Recently I read Jennifer Niven’s young adult novel, All the Bright Places, which deals with suicide and mental illness.
What I thought of the book
Overall, I loved it. And you can read my review of it over on my book blog. Fair warning: it’s one of my only not spoiler-free reviews. It’s a really good, mature-ish, YA (young adult) novel. It’s creative and fun, but also dark and serious.
The reason my review is not spoiler-free is because of the topic of this post. One of the characters dies by suicide, and his girlfriend, as a narrator, writes it as to “commit” suicide instead of “die by.”
You need some back story.
Before I get to some of the reasons why this nomenclature difference is important, I want to explain why I’m writing this post.
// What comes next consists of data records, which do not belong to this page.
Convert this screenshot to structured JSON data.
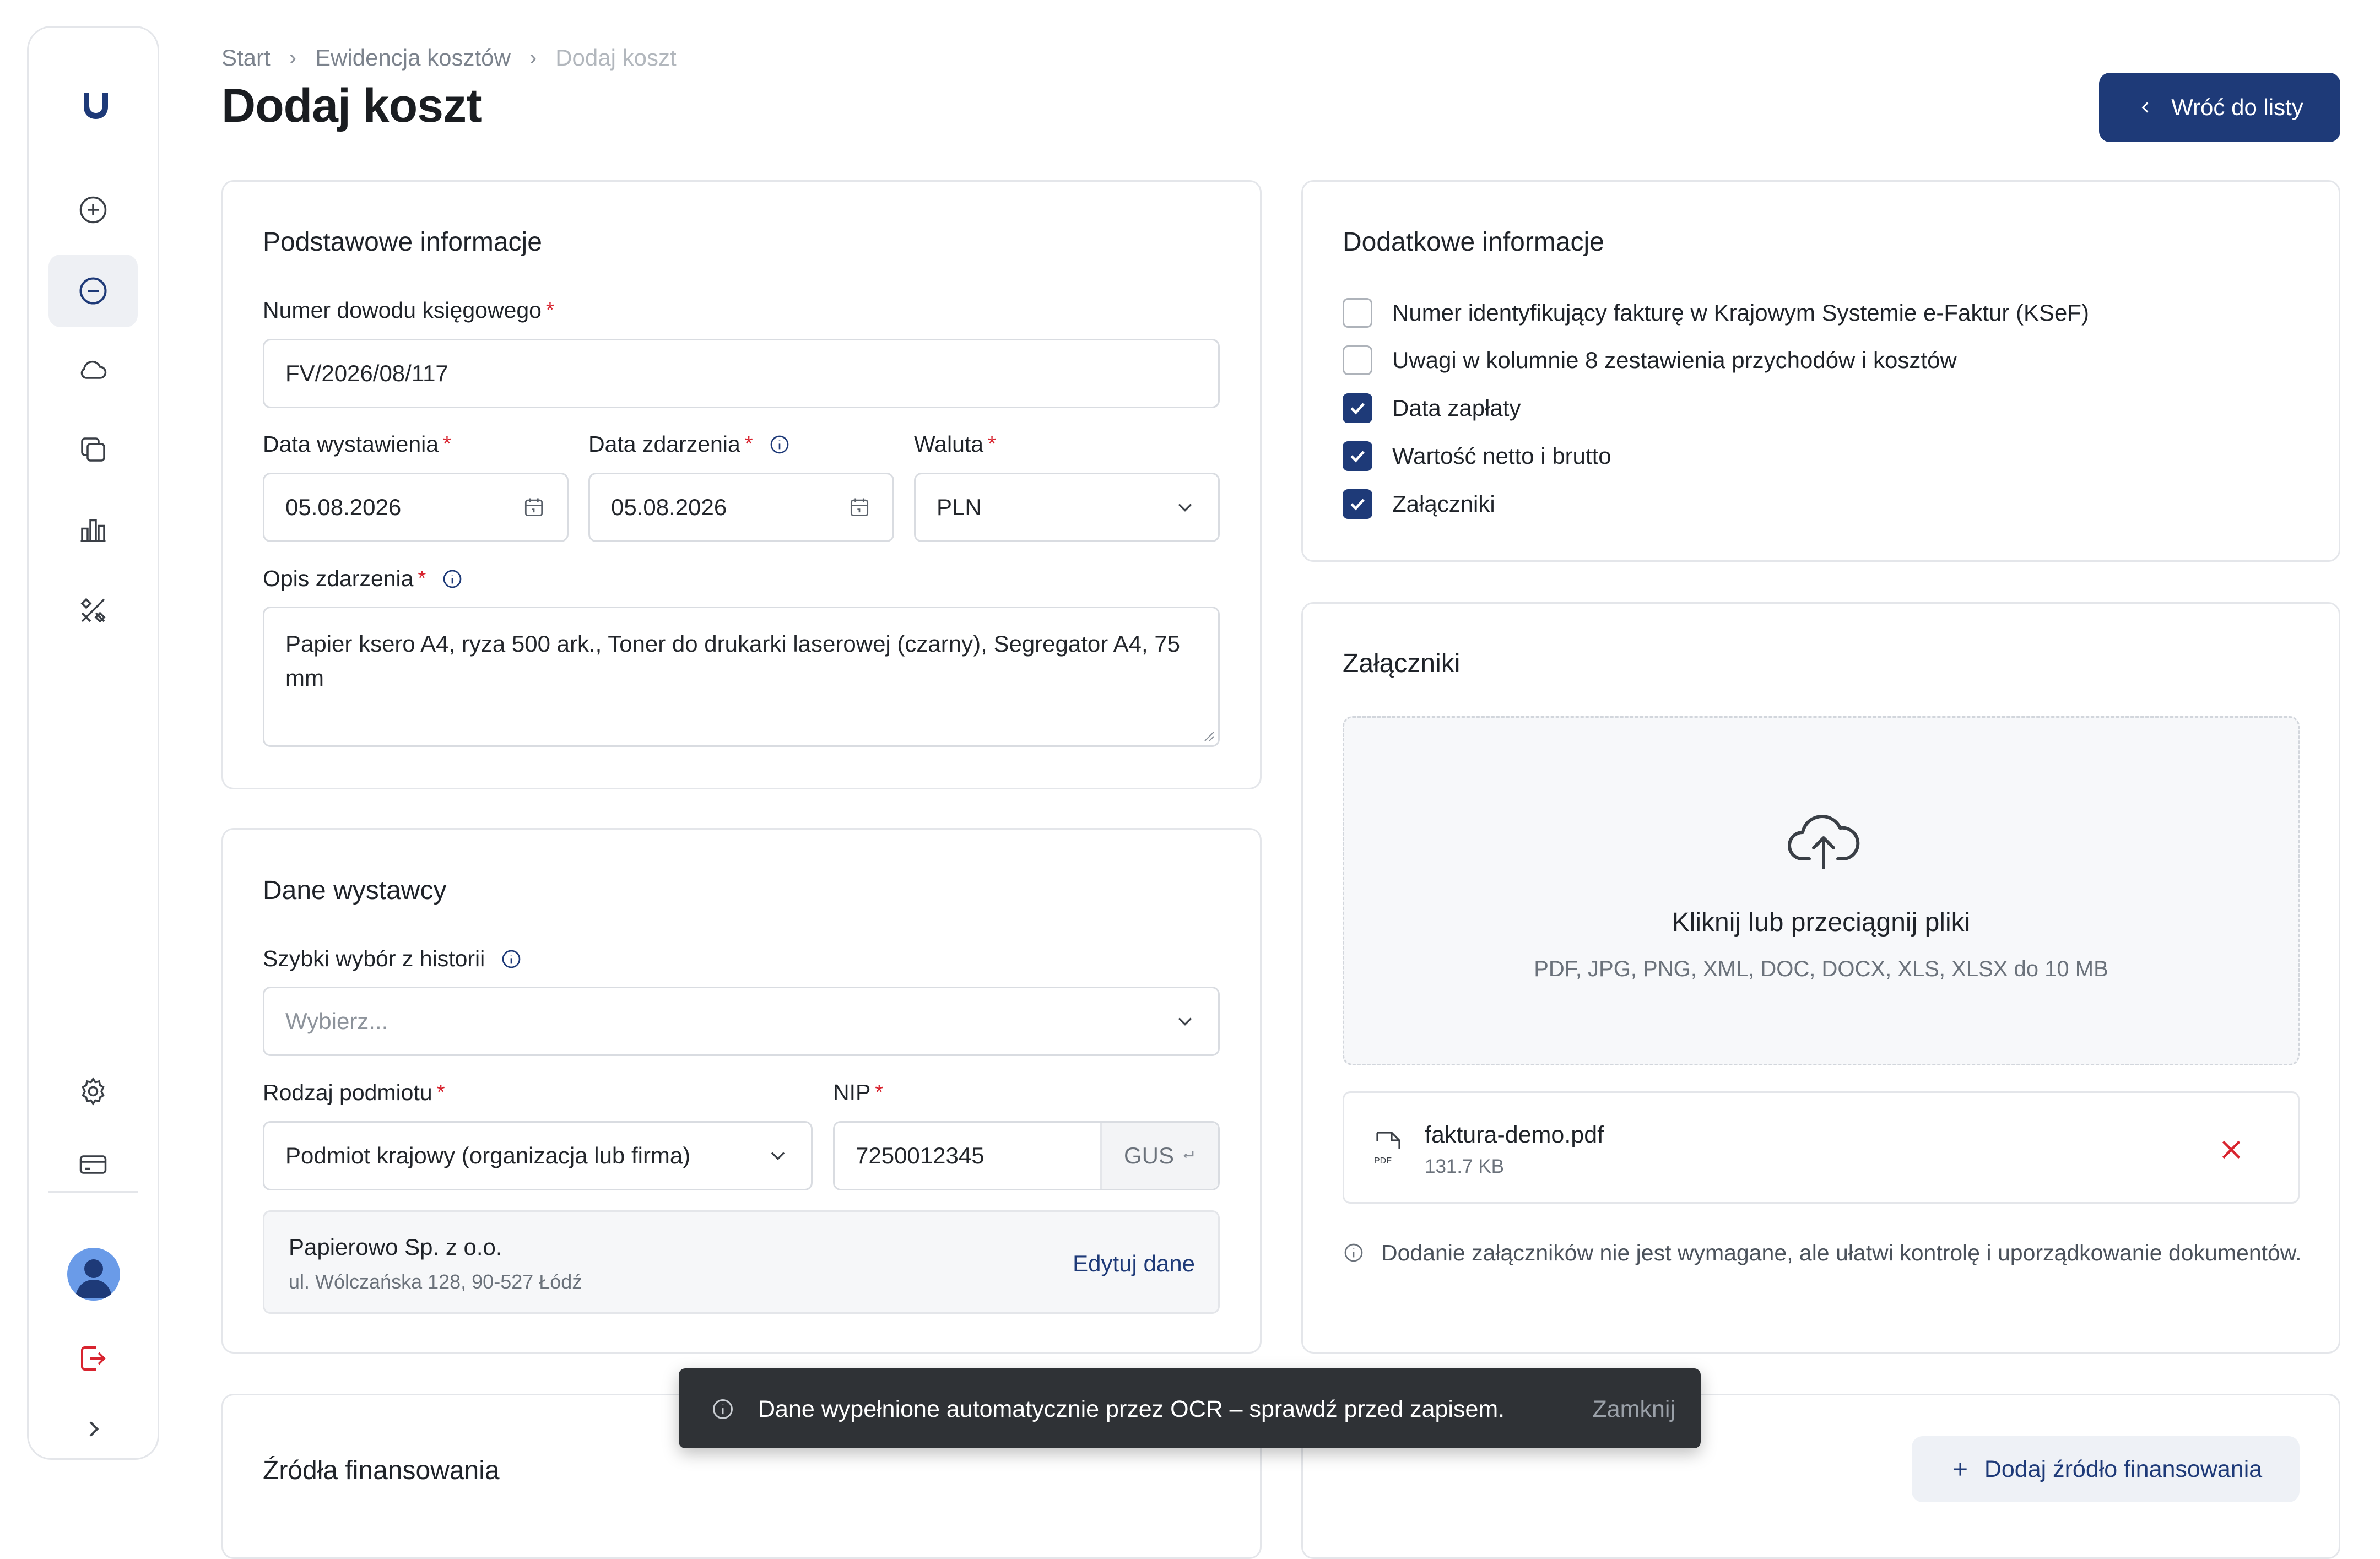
{
  "breadcrumb": {
    "items": [
      "Start",
      "Ewidencja kosztów"
    ],
    "current": "Dodaj koszt"
  },
  "page": {
    "title": "Dodaj koszt",
    "back_button": "Wróć do listy"
  },
  "basic_info": {
    "title": "Podstawowe informacje",
    "doc_number_label": "Numer dowodu księgowego",
    "doc_number_value": "FV/2026/08/117",
    "issue_date_label": "Data wystawienia",
    "issue_date_value": "05.08.2026",
    "event_date_label": "Data zdarzenia",
    "event_date_value": "05.08.2026",
    "currency_label": "Waluta",
    "currency_value": "PLN",
    "description_label": "Opis zdarzenia",
    "description_value": "Papier ksero A4, ryza 500 ark., Toner do drukarki laserowej (czarny), Segregator A4, 75 mm",
    "required_mark": "*"
  },
  "issuer": {
    "title": "Dane wystawcy",
    "history_label": "Szybki wybór z historii",
    "history_placeholder": "Wybierz...",
    "entity_type_label": "Rodzaj podmiotu",
    "entity_type_value": "Podmiot krajowy (organizacja lub firma)",
    "nip_label": "NIP",
    "nip_value": "7250012345",
    "gus_label": "GUS",
    "gus_icon": "enter-icon",
    "company_name": "Papierowo Sp. z o.o.",
    "company_address": "ul. Wólczańska 128, 90-527 Łódź",
    "edit_link": "Edytuj dane"
  },
  "additional_info": {
    "title": "Dodatkowe informacje",
    "options": [
      {
        "label": "Numer identyfikujący fakturę w Krajowym Systemie e-Faktur (KSeF)",
        "checked": false
      },
      {
        "label": "Uwagi w kolumnie 8 zestawienia przychodów i kosztów",
        "checked": false
      },
      {
        "label": "Data zapłaty",
        "checked": true
      },
      {
        "label": "Wartość netto i brutto",
        "checked": true
      },
      {
        "label": "Załączniki",
        "checked": true
      }
    ]
  },
  "attachments": {
    "title": "Załączniki",
    "dropzone_title": "Kliknij lub przeciągnij pliki",
    "dropzone_subtitle": "PDF, JPG, PNG, XML, DOC, DOCX, XLS, XLSX do 10 MB",
    "file": {
      "name": "faktura-demo.pdf",
      "size": "131.7 KB",
      "type_badge": "PDF"
    },
    "note": "Dodanie załączników nie jest wymagane, ale ułatwi kontrolę i uporządkowanie dokumentów."
  },
  "funding": {
    "title": "Źródła finansowania",
    "add_button": "Dodaj źródło finansowania"
  },
  "toast": {
    "message": "Dane wypełnione automatycznie przez OCR – sprawdź przed zapisem.",
    "close": "Zamknij"
  },
  "sidebar": {
    "items": [
      {
        "icon": "plus-circle-icon",
        "active": false
      },
      {
        "icon": "minus-circle-icon",
        "active": true
      },
      {
        "icon": "cloud-icon",
        "active": false
      },
      {
        "icon": "copy-icon",
        "active": false
      },
      {
        "icon": "bar-chart-icon",
        "active": false
      },
      {
        "icon": "tools-icon",
        "active": false
      }
    ],
    "bottom": [
      "gear-icon",
      "credit-card-icon",
      "avatar",
      "logout-icon",
      "chevron-right-icon"
    ]
  },
  "colors": {
    "primary": "#1e3a78",
    "required": "#d8242f",
    "remove": "#d8242f",
    "toast_bg": "#2f3236"
  }
}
A few years ago, the difference in wording was brought to my attention (not directly) by another mental health advocate in my sphere. It made complete sense to me, and since then, I have been vocally challenging anyone who uses “committed” instead of “died by.” And very often, people ask me why it matters. That made it clear to me that the phrasing needs more attention. This novel made that clear to me as well, as does any time I encounter “committed” instead of “died by” in reference to suicide.
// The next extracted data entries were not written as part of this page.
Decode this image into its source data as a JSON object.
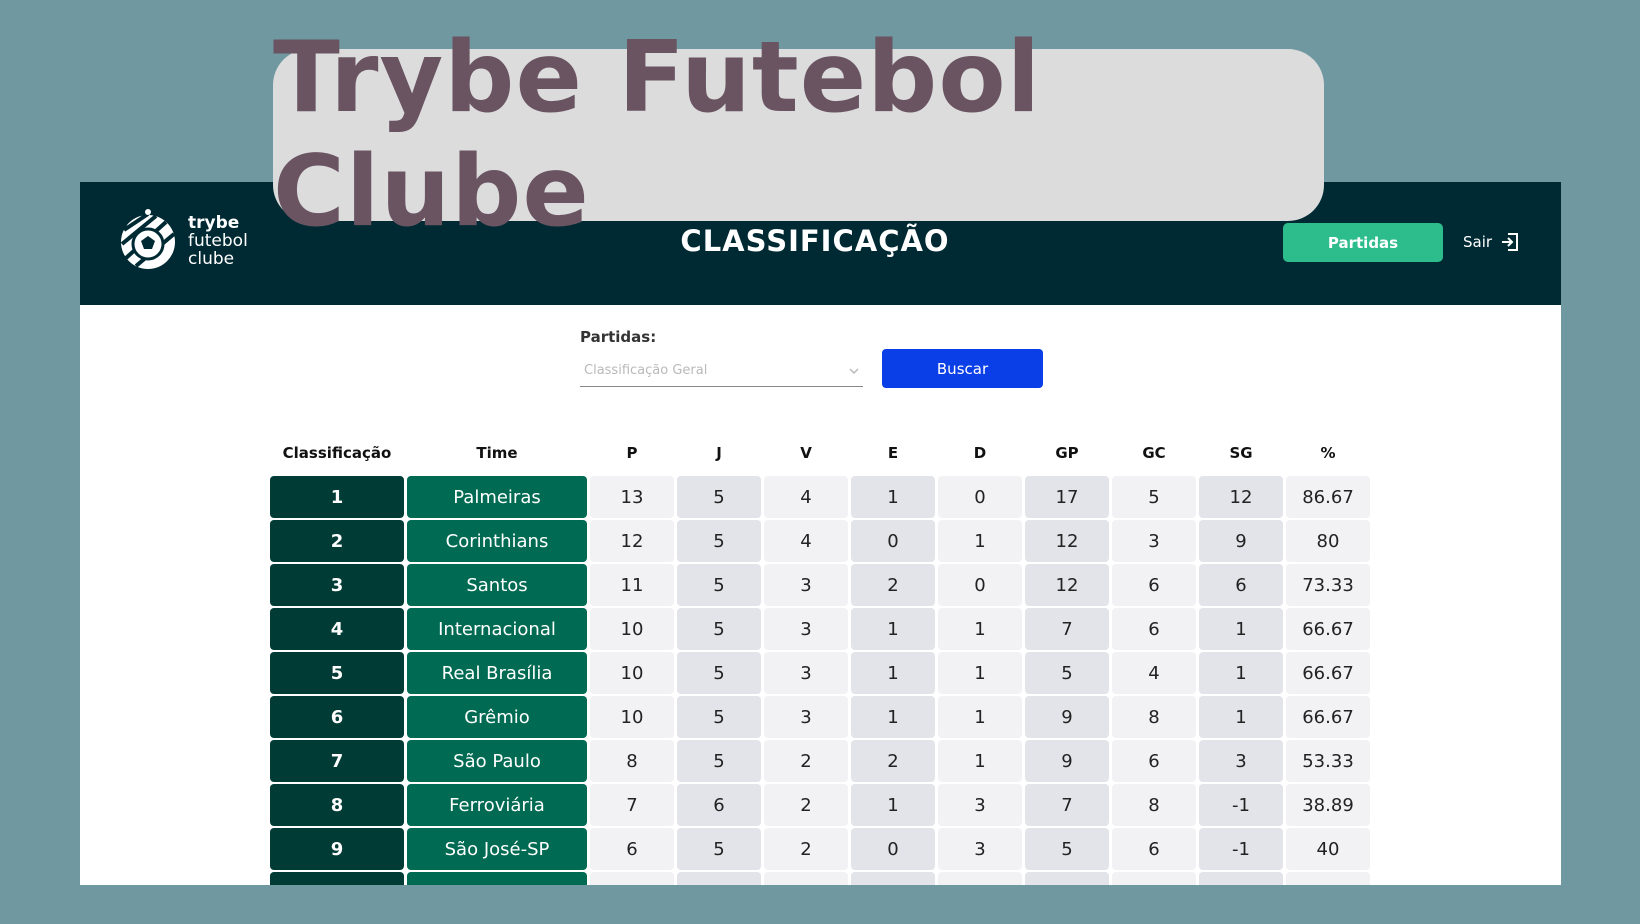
{
  "banner": {
    "title": "Trybe Futebol Clube"
  },
  "header": {
    "logo": {
      "line1": "trybe",
      "line2": "futebol",
      "line3": "clube"
    },
    "page_title": "CLASSIFICAÇÃO",
    "matches_button": "Partidas",
    "logout_label": "Sair",
    "logout_icon": "logout-icon"
  },
  "filter": {
    "label": "Partidas:",
    "selected": "Classificação Geral",
    "search_button": "Buscar"
  },
  "colors": {
    "page_bg": "#6f98a0",
    "header_bg": "#002a33",
    "matches_button": "#2dbd8c",
    "search_button": "#0a3ee6",
    "rank_cell": "#003b35",
    "team_cell": "#006b52",
    "banner_bg": "#dcdcdc",
    "banner_text": "#6a5462"
  },
  "table": {
    "headers": [
      "Classificação",
      "Time",
      "P",
      "J",
      "V",
      "E",
      "D",
      "GP",
      "GC",
      "SG",
      "%"
    ],
    "rows": [
      [
        "1",
        "Palmeiras",
        "13",
        "5",
        "4",
        "1",
        "0",
        "17",
        "5",
        "12",
        "86.67"
      ],
      [
        "2",
        "Corinthians",
        "12",
        "5",
        "4",
        "0",
        "1",
        "12",
        "3",
        "9",
        "80"
      ],
      [
        "3",
        "Santos",
        "11",
        "5",
        "3",
        "2",
        "0",
        "12",
        "6",
        "6",
        "73.33"
      ],
      [
        "4",
        "Internacional",
        "10",
        "5",
        "3",
        "1",
        "1",
        "7",
        "6",
        "1",
        "66.67"
      ],
      [
        "5",
        "Real Brasília",
        "10",
        "5",
        "3",
        "1",
        "1",
        "5",
        "4",
        "1",
        "66.67"
      ],
      [
        "6",
        "Grêmio",
        "10",
        "5",
        "3",
        "1",
        "1",
        "9",
        "8",
        "1",
        "66.67"
      ],
      [
        "7",
        "São Paulo",
        "8",
        "5",
        "2",
        "2",
        "1",
        "9",
        "6",
        "3",
        "53.33"
      ],
      [
        "8",
        "Ferroviária",
        "7",
        "6",
        "2",
        "1",
        "3",
        "7",
        "8",
        "-1",
        "38.89"
      ],
      [
        "9",
        "São José-SP",
        "6",
        "5",
        "2",
        "0",
        "3",
        "5",
        "6",
        "-1",
        "40"
      ],
      [
        "",
        "",
        "",
        "",
        "",
        "",
        "",
        "",
        "",
        "",
        ""
      ]
    ]
  }
}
First of all, I have never attempted suicide or seriously contemplated it. I do, however, experience intrusive thoughts related to suicide, which I talk to my counsellor about.
I have also had several experiences with a person in my sphere dying by suicide. Never a close friend or family member, but I don’t think that matters.
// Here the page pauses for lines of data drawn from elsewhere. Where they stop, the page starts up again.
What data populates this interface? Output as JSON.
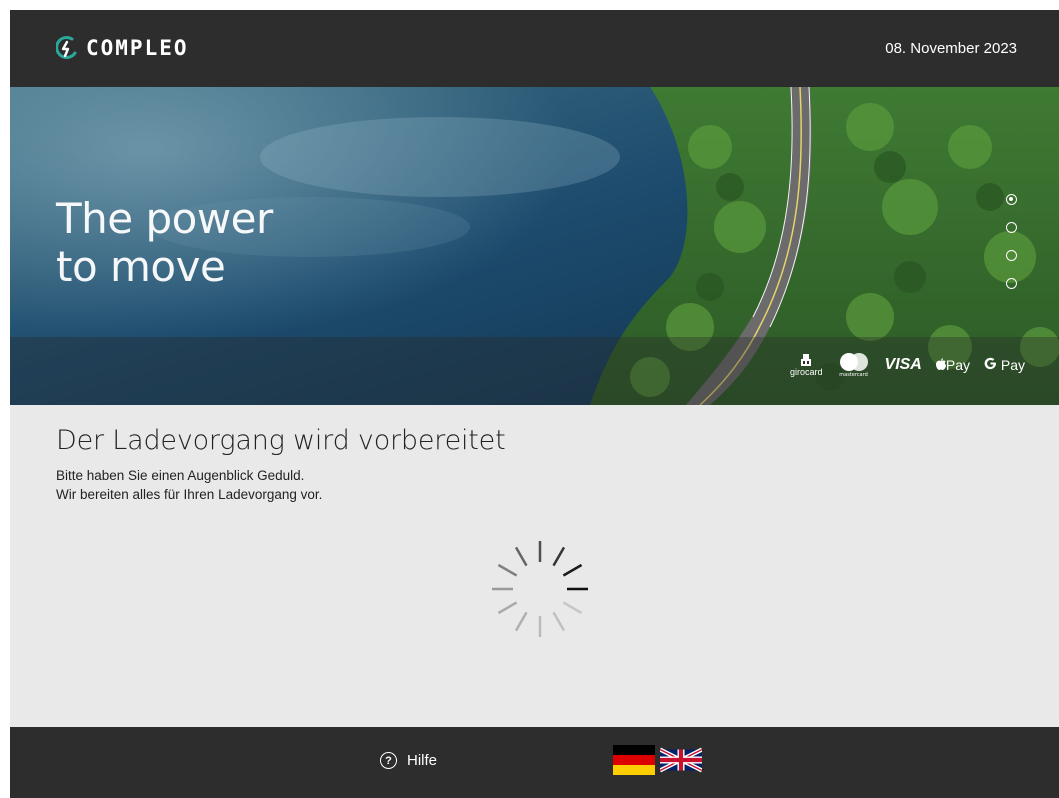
{
  "header": {
    "logo_text": "COMPLEO",
    "date": "08. November 2023",
    "brand_color": "#2aa89a"
  },
  "hero": {
    "headline_line1": "The power",
    "headline_line2": "to move",
    "carousel_dots": 4,
    "carousel_active": 1,
    "payments": {
      "girocard": "girocard",
      "mastercard": "mastercard",
      "visa": "VISA",
      "apple_pay": "Pay",
      "google_pay": "Pay"
    }
  },
  "status": {
    "title": "Der Ladevorgang wird vorbereitet",
    "line1": "Bitte haben Sie einen Augenblick Geduld.",
    "line2": "Wir bereiten alles für Ihren Ladevorgang vor."
  },
  "footer": {
    "help_label": "Hilfe",
    "languages": [
      "de",
      "en"
    ]
  }
}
Please, if you are a person with more authority on this matter than I am, share your thoughts and challenge mine if they need to be.
So, why does this matter?
First, think about instances where we use the word “committed.” People are “committed” to institutions, like prisons or hospitals. Crimes are “committed.” Most often, we encounter this word with a negative connotation.
But suicide is not a crime. It is a tragedy.
“Died by” vs. “committed” suicide – the difference
Saying that a person committed suicide gives their passing the connotation of a crime. Which it is not. It is unfortunate. And terribly, terribly sad. It is heartbreaking. It hurts other people. But it is not a crime. And most times, it is not even a choice.
People who die by suicide are not criminals. They are not inherently bad. They’ve just lost the battle with a disorder, just like people who die from cancer or heart attack have lost the battle with a disease. I would argue that people who die by suicide are far closer to victims than they are criminals.
What I’m doing
Every time I encounter the phrase “commit/committed/commits suicide,” I challenge it. Vocally. And I invite you to as well.
The thing that I find most interesting is that in her afterword, Niven uses “died by suicide,” not “committed.” I wonder why she chose the other wording in the story. I wonder if perhaps she thought it would be more realistic for a teenager to not know the right wording. I don’t know.
But I do think that writers and bloggers and mental health advocates have a duty to treat mental health and stigma with care. Words are powerful. Don’t get me wrong, I think Niven does a very good job of this for 99% of her novel. But any time a person reads the word “committed” instead of “died by” before the word “suicide,” it teaches the reader, subconsciously or not, that that is the word you use. Conversely, the same can be said about choosing to write “died by.”
In a world where there is still so much stigma associated with mental illness, perpetuating as much health-centred, person-centred, and less-negative vocabulary is important.
Let’s work to end the stigma, and help people who suffer with various mental disorders and who experience suicidal ideation or thoughts of suicide.